Coniferophyta This is the class that the confifers belong to . The word and concept conifer comes from the reproductive structure, the cone, which is a bunch of scalelike sporophylls bunched together. Although there are only about 600 species of conifers, a few species dominate vey big and broad forested regions in the Northern Hemisphere where the growing season is short. Conifers include pines, firs, spruces, larches, yews, junipers, cedars, cypresses, and redwoods.

continuation Most conifers are evergreen, retaining their leaves and photosynthesizing throughout the year pretty much meaning they never stop photosynthesis, and never really fall off. Some conifers, like the dawn redwood and tamarack, are deciduous, dropping their leaves in autumn. Meaning that when autumn comes around they begin to lose there leaves.

Section 30-3 Angiosperms, mainly known as flowering plants, are vascular seed plants that produce flowers and fruits. They are the most unique and geographically spread of all plants, including more than 90% of plant species. There are about 250,000 known species of angiosperms. The phylum Anthophyta is the phylum that all angiosperms belong to. The flower is a structure the angiosperms have adapted for very successful sexual reproduction.

Continuation In the species of angiosperms, insects and other animals or the wind transfer pollen from one flower to female sex organs of another. Most of the dense populations with a lot of the population in the same area of occurs because of wind pollination. A flower is specialized to have up to four modified leaves on it : sepals, petals, stamens, and carpals. The sepals are around at the base of the flower are modified leaves that are usually green and enclose the flower before it opens.

Continuation The petals lie inside the sepals. These are often brightly colored in plant species that are pollinated by animals. They usually lack bright coloration in wind-pollinated plant species. Sepals and petals are sterile parts, not directly involved in reproduction. Stamens which are the male reproductive organs, are sporophylls that make microspores that will being to make pollen grains containing male gametophytes.
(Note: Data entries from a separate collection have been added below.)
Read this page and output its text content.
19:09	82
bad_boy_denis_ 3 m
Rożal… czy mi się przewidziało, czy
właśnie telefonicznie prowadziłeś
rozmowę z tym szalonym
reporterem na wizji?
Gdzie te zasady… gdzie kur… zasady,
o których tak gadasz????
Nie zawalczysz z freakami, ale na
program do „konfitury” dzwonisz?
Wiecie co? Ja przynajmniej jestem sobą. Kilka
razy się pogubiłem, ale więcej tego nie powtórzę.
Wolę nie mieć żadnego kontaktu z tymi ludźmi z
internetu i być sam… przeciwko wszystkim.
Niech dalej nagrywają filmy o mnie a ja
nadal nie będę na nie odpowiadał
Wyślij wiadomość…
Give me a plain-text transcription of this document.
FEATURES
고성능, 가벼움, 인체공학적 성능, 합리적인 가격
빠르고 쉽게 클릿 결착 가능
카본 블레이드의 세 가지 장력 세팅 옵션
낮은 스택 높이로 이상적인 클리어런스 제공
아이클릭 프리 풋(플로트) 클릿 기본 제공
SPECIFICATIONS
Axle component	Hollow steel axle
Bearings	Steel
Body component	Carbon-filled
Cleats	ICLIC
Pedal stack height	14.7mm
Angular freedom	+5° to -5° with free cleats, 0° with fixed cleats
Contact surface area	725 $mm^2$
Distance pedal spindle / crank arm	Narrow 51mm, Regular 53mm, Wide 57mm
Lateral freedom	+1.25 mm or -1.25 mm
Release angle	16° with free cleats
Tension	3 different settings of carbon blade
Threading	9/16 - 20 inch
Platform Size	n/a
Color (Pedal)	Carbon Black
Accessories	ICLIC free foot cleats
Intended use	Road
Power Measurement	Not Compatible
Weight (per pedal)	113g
continuation Carpals are female sporophylls that produce megaspores and their products, female gametophytes. At the tip of the carpal is a sticky thing that receives pollen. A style leads to the ovary at the base of the carpal. Ovules are protected inside the ovary,

30-4 Like other organisms, we depend on photosynthetic organisms for food production and oxygen release. However, we use technology to manipulate or select plants that maximize the harvest of plant products for human use. We rely on seed plants for food, fuel, wood, and medicine. Flowering plants provide nearly all our food. Just six crops—wheat, rice, maize, potatoes, cassava, and sweet potatoes—yield 80% of all calories consumed by humans. Modern crops are the products of a relatively recent burst of genetic change, resulting from artificial selection after the domestication of plants 13,000 years ago. In maize, key changes such as increased cob size and removal of the hard coating of the kernels may have been initiated by as few as five gene mutations.